Zij hebben een grotere oplage en de prenten zijn dus in tegenstelling tot de tekeningen, niet uniek. Dergelijke prenten worden veel verzameld. Ook van Gennep met zijn vesting en geschiedenis, veldslagen en andere gebeurtenissen, bestaan zeer veel verschillenden. Wie kent niet de Gennep-prenten van Blaeu uit zijn beroemde ‘’Stedenatlas’’ van Nederland uit 1649.

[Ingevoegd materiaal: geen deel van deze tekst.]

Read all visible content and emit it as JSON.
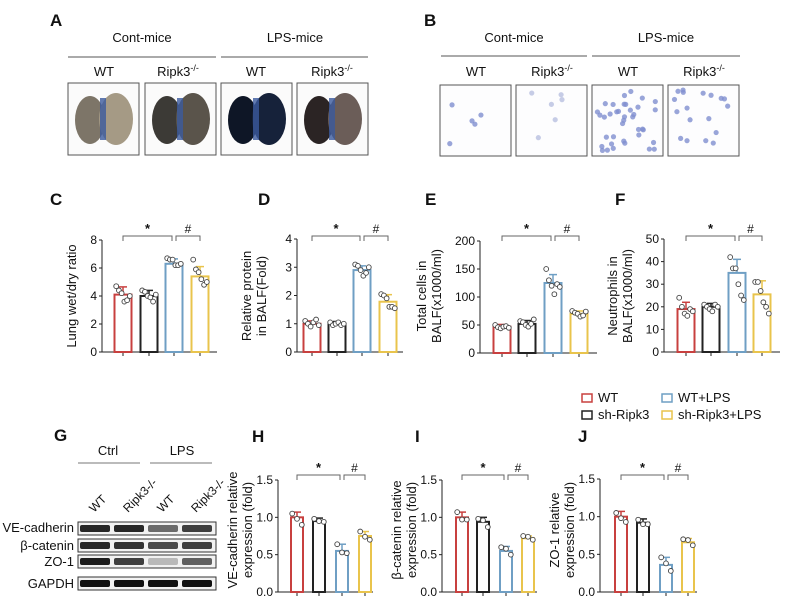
{
  "panels": {
    "A": "A",
    "B": "B",
    "C": "C",
    "D": "D",
    "E": "E",
    "F": "F",
    "G": "G",
    "H": "H",
    "I": "I",
    "J": "J"
  },
  "panel_a": {
    "groups": [
      "Cont-mice",
      "LPS-mice"
    ],
    "lanes": [
      {
        "label": "WT",
        "sup": ""
      },
      {
        "label": "Ripk3",
        "sup": "-/-"
      },
      {
        "label": "WT",
        "sup": ""
      },
      {
        "label": "Ripk3",
        "sup": "-/-"
      }
    ]
  },
  "panel_b": {
    "groups": [
      "Cont-mice",
      "LPS-mice"
    ],
    "lanes": [
      {
        "label": "WT",
        "sup": ""
      },
      {
        "label": "Ripk3",
        "sup": "-/-"
      },
      {
        "label": "WT",
        "sup": ""
      },
      {
        "label": "Ripk3",
        "sup": "-/-"
      }
    ]
  },
  "panel_g": {
    "groups": [
      "Ctrl",
      "LPS"
    ],
    "lanes": [
      "WT",
      "Ripk3-/-",
      "WT",
      "Ripk3-/-"
    ],
    "rows": [
      "VE-cadherin",
      "β-catenin",
      "ZO-1",
      "GAPDH"
    ],
    "band_intensity": [
      [
        0.9,
        0.9,
        0.6,
        0.8
      ],
      [
        0.9,
        0.85,
        0.75,
        0.8
      ],
      [
        0.95,
        0.8,
        0.25,
        0.65
      ],
      [
        1,
        1,
        1,
        1
      ]
    ]
  },
  "legend": {
    "items": [
      {
        "label": "WT",
        "color": "#c8403f"
      },
      {
        "label": "WT+LPS",
        "color": "#6f9fc4"
      },
      {
        "label": "sh-Ripk3",
        "color": "#222222"
      },
      {
        "label": "sh-Ripk3+LPS",
        "color": "#e9c44c"
      }
    ]
  },
  "chart_data": [
    {
      "id": "C",
      "type": "bar",
      "ylabel": [
        "Lung wet/dry ratio"
      ],
      "ylim": [
        0,
        8
      ],
      "ticks": [
        "0",
        "2",
        "4",
        "6",
        "8"
      ],
      "values": [
        4.1,
        4.0,
        6.3,
        5.4
      ],
      "errors": [
        0.55,
        0.4,
        0.35,
        0.7
      ],
      "points": [
        [
          4.7,
          4.4,
          4.2,
          3.6,
          3.7,
          4.0
        ],
        [
          4.4,
          4.3,
          4.0,
          3.9,
          3.6,
          4.1
        ],
        [
          6.7,
          6.6,
          6.6,
          6.2,
          6.2,
          6.3
        ],
        [
          6.6,
          5.9,
          5.7,
          5.2,
          4.8,
          5.0
        ]
      ],
      "significance": [
        "*",
        "#"
      ]
    },
    {
      "id": "D",
      "type": "bar",
      "ylabel": [
        "Relative protein",
        "in BALF(Fold)"
      ],
      "ylim": [
        0,
        4
      ],
      "ticks": [
        "0",
        "1",
        "2",
        "3",
        "4"
      ],
      "values": [
        1.0,
        1.0,
        2.9,
        1.78
      ],
      "errors": [
        0.1,
        0.08,
        0.15,
        0.25
      ],
      "points": [
        [
          1.1,
          1.0,
          0.9,
          1.05,
          1.15,
          0.95
        ],
        [
          1.05,
          0.95,
          1.0,
          1.05,
          0.95,
          1.0
        ],
        [
          3.1,
          3.05,
          2.9,
          2.7,
          2.8,
          3.0
        ],
        [
          2.05,
          2.0,
          1.9,
          1.6,
          1.6,
          1.55
        ]
      ],
      "significance": [
        "*",
        "#"
      ]
    },
    {
      "id": "E",
      "type": "bar",
      "ylabel": [
        "Total cells in",
        "BALF(x1000/ml)"
      ],
      "ylim": [
        0,
        200
      ],
      "ticks": [
        "0",
        "50",
        "100",
        "150",
        "200"
      ],
      "values": [
        47,
        52,
        125,
        70
      ],
      "errors": [
        4,
        6,
        15,
        5
      ],
      "points": [
        [
          50,
          46,
          44,
          47,
          48,
          45
        ],
        [
          57,
          55,
          50,
          47,
          52,
          60
        ],
        [
          150,
          130,
          120,
          105,
          123,
          118
        ],
        [
          75,
          72,
          70,
          65,
          67,
          74
        ]
      ],
      "significance": [
        "*",
        "#"
      ]
    },
    {
      "id": "F",
      "type": "bar",
      "ylabel": [
        "Neutrophils in",
        "BALF(x1000/ml)"
      ],
      "ylim": [
        0,
        50
      ],
      "ticks": [
        "0",
        "10",
        "20",
        "30",
        "40",
        "50"
      ],
      "values": [
        19,
        20,
        35,
        25.5
      ],
      "errors": [
        3,
        1.5,
        6,
        6
      ],
      "points": [
        [
          24,
          20,
          17,
          16,
          19,
          18
        ],
        [
          21,
          20,
          19,
          18,
          21,
          20
        ],
        [
          42,
          37,
          37,
          30,
          25,
          23
        ],
        [
          31,
          31,
          27,
          22,
          20,
          17
        ]
      ],
      "significance": [
        "*",
        "#"
      ]
    },
    {
      "id": "H",
      "type": "bar",
      "ylabel": [
        "VE-cadherin relative",
        "expression (fold)"
      ],
      "ylim": [
        0,
        1.5
      ],
      "ticks": [
        "0.0",
        "0.5",
        "1.0",
        "1.5"
      ],
      "values": [
        1.0,
        0.95,
        0.55,
        0.75
      ],
      "errors": [
        0.07,
        0.04,
        0.09,
        0.06
      ],
      "points": [
        [
          1.05,
          0.98,
          0.9
        ],
        [
          0.98,
          0.95,
          0.94
        ],
        [
          0.64,
          0.53,
          0.52
        ],
        [
          0.81,
          0.74,
          0.7
        ]
      ],
      "significance": [
        "*",
        "#"
      ]
    },
    {
      "id": "I",
      "type": "bar",
      "ylabel": [
        "β-catenin relative",
        "expression (fold)"
      ],
      "ylim": [
        0,
        1.5
      ],
      "ticks": [
        "0.0",
        "0.5",
        "1.0",
        "1.5"
      ],
      "values": [
        1.0,
        0.94,
        0.55,
        0.72
      ],
      "errors": [
        0.07,
        0.06,
        0.06,
        0.03
      ],
      "points": [
        [
          1.07,
          0.97,
          0.97
        ],
        [
          0.98,
          0.96,
          0.87
        ],
        [
          0.6,
          0.58,
          0.5
        ],
        [
          0.75,
          0.74,
          0.7
        ]
      ],
      "significance": [
        "*",
        "#"
      ]
    },
    {
      "id": "J",
      "type": "bar",
      "ylabel": [
        "ZO-1 relative",
        "expression (fold)"
      ],
      "ylim": [
        0,
        1.5
      ],
      "ticks": [
        "0.0",
        "0.5",
        "1.0",
        "1.5"
      ],
      "values": [
        1.0,
        0.92,
        0.36,
        0.66
      ],
      "errors": [
        0.07,
        0.05,
        0.1,
        0.05
      ],
      "points": [
        [
          1.05,
          0.98,
          0.93
        ],
        [
          0.96,
          0.9,
          0.9
        ],
        [
          0.46,
          0.38,
          0.28
        ],
        [
          0.7,
          0.69,
          0.62
        ]
      ],
      "significance": [
        "*",
        "#"
      ]
    }
  ]
}
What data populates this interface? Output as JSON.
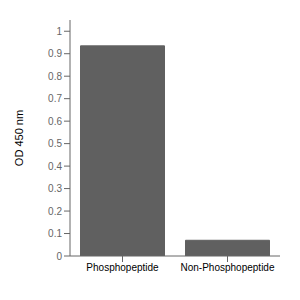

Over de tekening op de omslag van dit boek

 

Het is geen snelle schets of een globale weergave, die nog uitgewerkt moet worden. Neen integendeel, het is een in alle opzichten volwaardige en zeer complete prachtige topografische tekening. Niet alleen van afmeting, maar zeker ook van de exacte uitwerking en buitengewone precisie. Geen tekening in alleen pen-penseel, en dat slechts in bruine of grijs. Maar een tekening-aquarel in nog goed intact gebleven kleuren.

 

Zulke tekeningen worden alleen afgeleverd door de allergrootsten. Dat wil in die tijd zeggen: Jan De Beijer. Zwitser van geboorte is deze Jan De Beijer, één van de allergrootste topografische tekenkunstenaars, die Nederland ooit gekend heeft. Als leerling van Cornelis Pronk, heeft hij talloze tekeningen gemaakt. Deze schetsen of tekeningen werden meestal naar de natuur gemaakt en met relevante notities opgeslagen in schetsboeken. Zijn opdrachtgevers- meestal uitgevers, maar soms ook rijkere particulieren, die een eigen ‘’atlasverzameling’’ beheerden- vroegen hem om in een bepaalde streek plaatsen te bezoeken om die af te beelden. Zo reisde hij in 1737 tot aan begin 1742 naar de Nederrijn en de Maasstreek. Hij bezocht en tekende vele steden, dorpen en buitenplaatsen in Oost-Brabant, Noord-Limburg en de Maas richting Maastricht.

 

De Beijer vertoefde vaker in deze streek omdat zijn familie een onderkomen had in Vierlingsbeek. Daar zal hij ongetwijfeld ook vaker als ongehuwde eenling gelogeerd hebben. De tekening is helaas niet gesigneerd en ook niet gedateerd. Ten aanzien van de toeschrijving aan Jan De Beijer, koester ik met andere autoriteiten en deskundigen (Johan Bosch van Rosenthal: Art Valuations en Karl & Faber) geen enkele twijfel. Voor wat betreft de datering zou ik de door anderen genoemde ontstaansdatum van 1758, willen vervroegen met enkele decennia.

 

Deze Gennepse tekening heeft gelijkenis met andere tekeningen in kleur, zoals “Markt te Boxmeer’’ (1741) en de “Markt te Goch’’ (1737), en past ook qua tijdsperiode beter in de reizen die hij destijds in deze regio gemaakt heeft. Daarom wil ik deze tekening plaatsen aan begin van de jaren 1740. Toen schetste hij immers ook het gezicht op Gennep vanuit de Maaskemp. Wellicht bestaat er ook een soortgelijke globalere schets van de markt met het stadhuis en is de hier besproken schitterende en nauwkeurige tekening een nadere uitwerking daarvan.

 

Dat komt vaker voor bij Jan De Beijer. Zie hiertoe een uitgave van de Stichting Historie Peel-Maas-Niersgebied, geschreven door Guido de Werd: ‘Jan De Beijer, tekeningen van Emmerik tot Roermond’ (tekeningen voor verzamelaars: pagina 23). Wat het precieze jaar van ontstaan is en wat exact de achtergrond van dit kunstwerk is, uitgewerkte schets of eenmalige tekening. Deze tekening is in ieder geval een fantastische originele afbeelding in kleur van een belangrijke locatie in het centrum van Gennep.